INGÁ: Impasse entre a Câmara Municipal e a Prefeitura acerca do pedido de verba suplementar

Sem entendimento entre os poderes executivo e legislativo, toda população de Ingá e de municípios vizinhos poderá ser prejudicada com a paralisação dos serviços da saúde, inclusive a UPA e ações de combate ao coronavírus tais como barreira sanitária, testagens do Covid-19, aquisição de materiais e remédios para distribuição à população. O parecer jurídico da Câmara alega entre outras coisas falta de documentação comprobatória da real necessidade por parte da prefeitura, e nisso o projeto vai e volta.

QUEDA DE BRAÇO

Tudo isso em razão de uma notável e lamentável queda de braço entre o legislativo e executivo em véspera de eleição, onde só quem perde é o povo. Há uma verba de mais de 200 mil reais do governo federal destinada à Ingá desde o início da pandemia, que chegou na gestão do ex-prefeito Manoel da Lenha, porém para a prefeitura gastar este dinheiro precisa da autorização da Câmara Municipal.

Ao que tudo indica questões políticas partidárias estão travando o andamento normal de um pedido de suplementação no orçamento, que antes era aprovado sem maiores delongas.

PROJETO ENVIADO EM AGOSTO 

O atual prefeito Robério Burity enviou em agosto o Projeto de Lei Nº 07/2020 que na prática solicita a devida autorização do legislativo para suplementar o orçamento municipal e poder começar a gastar legalmente a verba federal de R$ 262.200,00 ( duzentos e sessenta e dois mil e duzentos reais).

PROJETO LIDO EM SESSÃO 

O presidente da Câmara Municipal Alcides Gomes de Andrade na sessão realizada em 04 de setembro de 2020, colocou o projeto em pauta na sessão ordinária, tendo este sido lido na sua íntegra, e em seguida o presidente determinou a leitura do parecer do setor jurídico da Câmara, que opinou pela devolução do projeto alegando em suma que o referido projeto deveria ser desmembrado em dois e deveria ter as justificativas acompanhadas junto ao ofício de apresentação.

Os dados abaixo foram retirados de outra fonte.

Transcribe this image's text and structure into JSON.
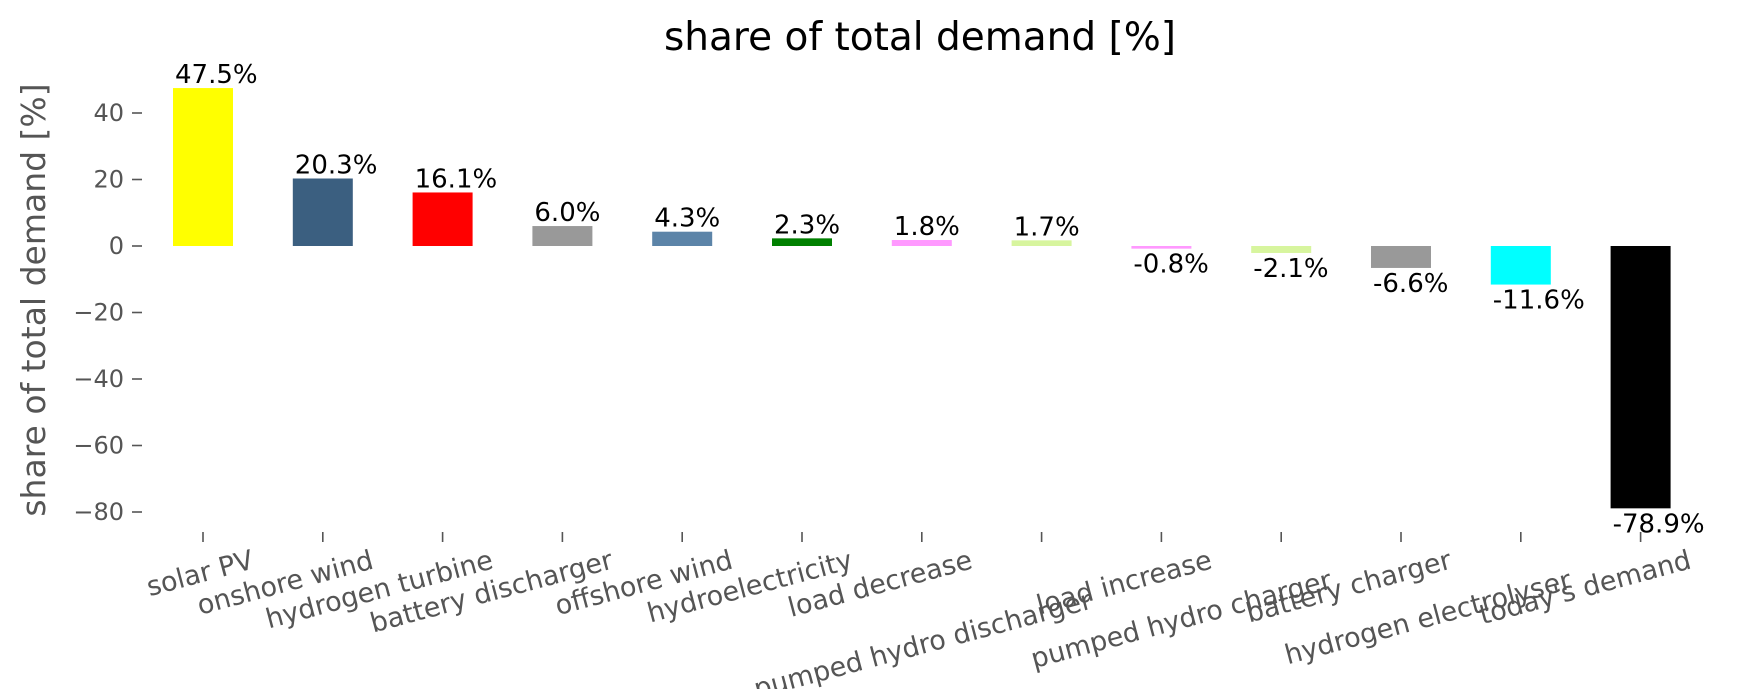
{
  "chart_data": {
    "type": "bar",
    "title": "share of total demand [%]",
    "xlabel": "",
    "ylabel": "share of total demand [%]",
    "ylim": [
      -87,
      52
    ],
    "yticks": [
      40,
      20,
      0,
      -20,
      -40,
      -60,
      -80
    ],
    "ytick_labels": [
      "40",
      "20",
      "0",
      "−20",
      "−40",
      "−60",
      "−80"
    ],
    "grid": false,
    "legend": "none",
    "categories": [
      "solar PV",
      "onshore wind",
      "hydrogen turbine",
      "battery discharger",
      "offshore wind",
      "hydroelectricity",
      "load decrease",
      "pumped hydro discharger",
      "load increase",
      "pumped hydro charger",
      "battery charger",
      "hydrogen electrolyser",
      "today's demand"
    ],
    "values": [
      47.5,
      20.3,
      16.1,
      6.0,
      4.3,
      2.3,
      1.8,
      1.7,
      -0.8,
      -2.1,
      -6.6,
      -11.6,
      -78.9
    ],
    "data_labels": [
      "47.5%",
      "20.3%",
      "16.1%",
      "6.0%",
      "4.3%",
      "2.3%",
      "1.8%",
      "1.7%",
      "-0.8%",
      "-2.1%",
      "-6.6%",
      "-11.6%",
      "-78.9%"
    ],
    "colors": [
      "#ffff00",
      "#3b5f80",
      "#ff0000",
      "#999999",
      "#5c84a8",
      "#008000",
      "#ff99ff",
      "#d7f59e",
      "#ff99ff",
      "#d7f59e",
      "#999999",
      "#00ffff",
      "#000000"
    ]
  }
}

SESSÃO ENCERRADA SEM FALA DOS VEREADORES 

Em seguida a leitura do parecer jurídico da Câmara,  o presidente acatou seu conteúdo para que fosse devolvido à prefeitura e deu por encerrada a sessão, sob os protestos veementes do vereador Aílton Nunes (Nego), alegando que o presidente estaria atropelando o regimento interno e deveria enviar o projeto para a comissão pertinente, além de ter cortado o direito à fala dos vereadores no segundo expediente. Mesmo assim, diante da discussão a sessão remota foi encerrada abruptamente. 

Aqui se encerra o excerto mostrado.